Saturday, 11 December 2010

EARL'S COURT RUMBLE


I don't go out in my local hood that often but god knows when I do, not even a broken ankles gonna stop the shenanigans...first stop (well actually there was only two) was a pretty Russian restaurant we'd been meaning to check out for ages...Nikita's. Name checking Elton John as a favourite customer on their website, the restaurant featured a veritable cacophony of beautiful, distinctive interior murals inspired by ornate  Russian houses and originally designed to brighten the long winter nights.

Nikita's food was heartily divine (see dumplings above), the vodka flowed freely, the waitresses eminated that idiosyncratic charm only Russian ladies can and when we least expected it, the crazy accordion player (below) started busting out traditional balalaika tunes...turned up to 11. According to the website he was Bibs Ekkel 'one of the top masters of the balalaika outside Russia', however he seemed to be favouring Abba tunes at our table that night in tribute to my two stunning Swedish (almost) identical twin sister dining compadres.




After Nikita's we hobbled along to my favourite London cafe - The Troubadour. I first discovered this magical place at the age of 17 and spent months trying to locate its wonderful selection of rickety teapots in the window again years later when I finally came to reside in the city.

With a chequered, bohemian history dating from its inception in the 1950s, the cafe includes a subterranean live music bar - keeping alive a tradition of folk and jazz which reputedly saw the likes of Bob Dylan play at the venue.

What I love most though are the curious interiors (below) - traditional and European in style, featuring all kinds of hanging saucepans, iron work, enormous keys and locks, wooden puppets, musical instruments and statues. The cafe also has a fertile, fairy-lit beergarden out the back, a really beautiful atmosphere in which to spend a midsumummer night's dream... 











Friday, 3 December 2010

JOSEPHINE KING AT RIFLEMAKER


Josephine King's October Riflemaker show entitled 'Life So Far' proved to be another intriguing hit for the Soho gallery. Regularly receiving over 200 visitors daily (respectable numbers for such a small space) with over 400 on the show's best day, King's work reportedly left some emotional punters in tears.

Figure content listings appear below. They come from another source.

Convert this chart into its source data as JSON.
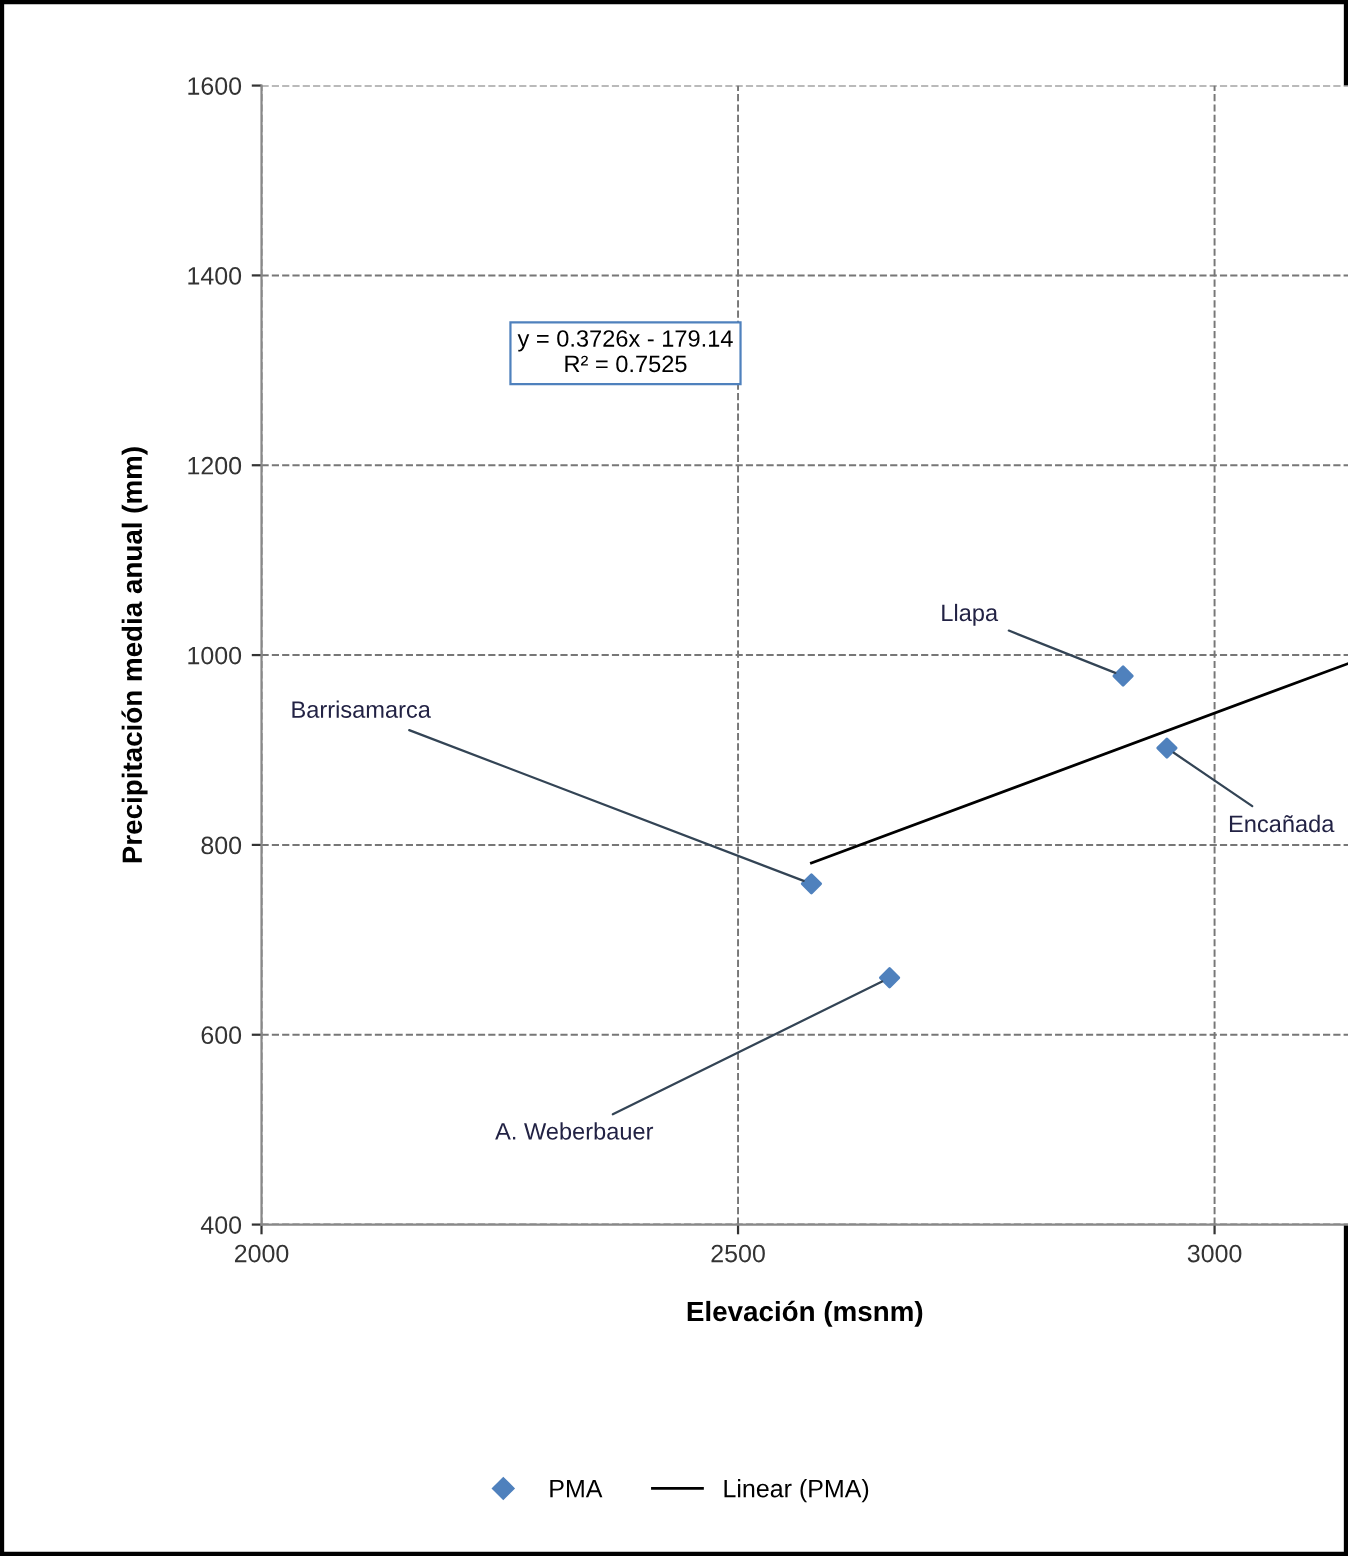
{
  "chart_data": {
    "type": "scatter",
    "xlabel": "Elevación (msnm)",
    "ylabel": "Precipitación media anual (mm)",
    "xlim": [
      2000,
      3140
    ],
    "xticks": [
      2000,
      2500,
      3000
    ],
    "ylim": [
      400,
      1600
    ],
    "yticks": [
      400,
      600,
      800,
      1000,
      1200,
      1400,
      1600
    ],
    "grid": true,
    "legend": "bottom",
    "marker": "diamond",
    "series": [
      {
        "name": "PMA",
        "color": "#4f81bd",
        "x": [
          2577,
          2659,
          2904,
          2950
        ],
        "values": [
          759,
          660,
          978,
          902
        ]
      },
      {
        "name": "Linear (PMA)",
        "type": "line",
        "color": "#000000",
        "line_style": "solid",
        "marker": "none",
        "x": [
          2577,
          3140
        ],
        "values": [
          781,
          991
        ]
      }
    ],
    "annotations": [
      "y = 0.3726x - 179.14\nR² = 0.7525",
      {
        "text": "Barrisamarca",
        "x": 2577,
        "y": 759
      },
      {
        "text": "A. Weberbauer",
        "x": 2659,
        "y": 660
      },
      {
        "text": "Llapa",
        "x": 2904,
        "y": 978
      },
      {
        "text": "Encañada",
        "x": 2950,
        "y": 902
      }
    ]
  }
}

The vibrant ink paintings on paper present a series of reflections on the artist's own bi-polar condition - musings often frightening in their intensity and honesty - decoratively framing each image (below). King's utilisation of bold, occasionally contrasting block colour and two-dimensional, naive style of portraiture establishes an unexpected dichotomy with the dark, often disturbing content of the text. 


This series of paintings clearly reference Frida Kahlo primarily through the themes of illness, hospitalisation and medication, within a style of confessional self portraiture. King herself acknowledged the similarity and confessed a love of the Mexican artist in a lively discussion with Riflemaker's director (below). Framing (Kahlo's curtains to King's words) and animal motifs again create parallels between the two artists, as well as the idiosyncratic sartorial style both women adopted within their respective imagery and real lives. 



King also brought along some beautiful examples of 400 sketchbooks produced over her prolific artistic life. Much of this output documents her time spent travelling in exotic locations such as the evocative images made in India below. These paintings very successfully infuse King's unique, flat, two-dimensional style with a sense of the fluid forms, rich colours and traditional aesthetic of the subjects and atmosphere surrounding her in these inspiring far away lands.   


The artist herself was remarkably open and forthcoming about her work, happily posing for photographs and offering to email groupies hungry for further discussion of her output. She was also quite forthright about her discomfort with London's Frieze art fair being 'too conceptual', an opinion to be applauded, along with the suggestions of too commercial/corporate/mainstream/wanky etc etc. There goes my invitation to next years event. Wotevs.

Thursday, 2 December 2010

LET IT SNOW, LET IT SNOW, LET IT SNOW


Such a beautiful novelty being woken up at 2am by a stark, pure white glow reflecting off the snow through my venetian blinds...this is the first fall of the season - much heavier and earlier than usual...


Views like these make my shyster slum landlords' outrageous rent increases almost tolerable...almost.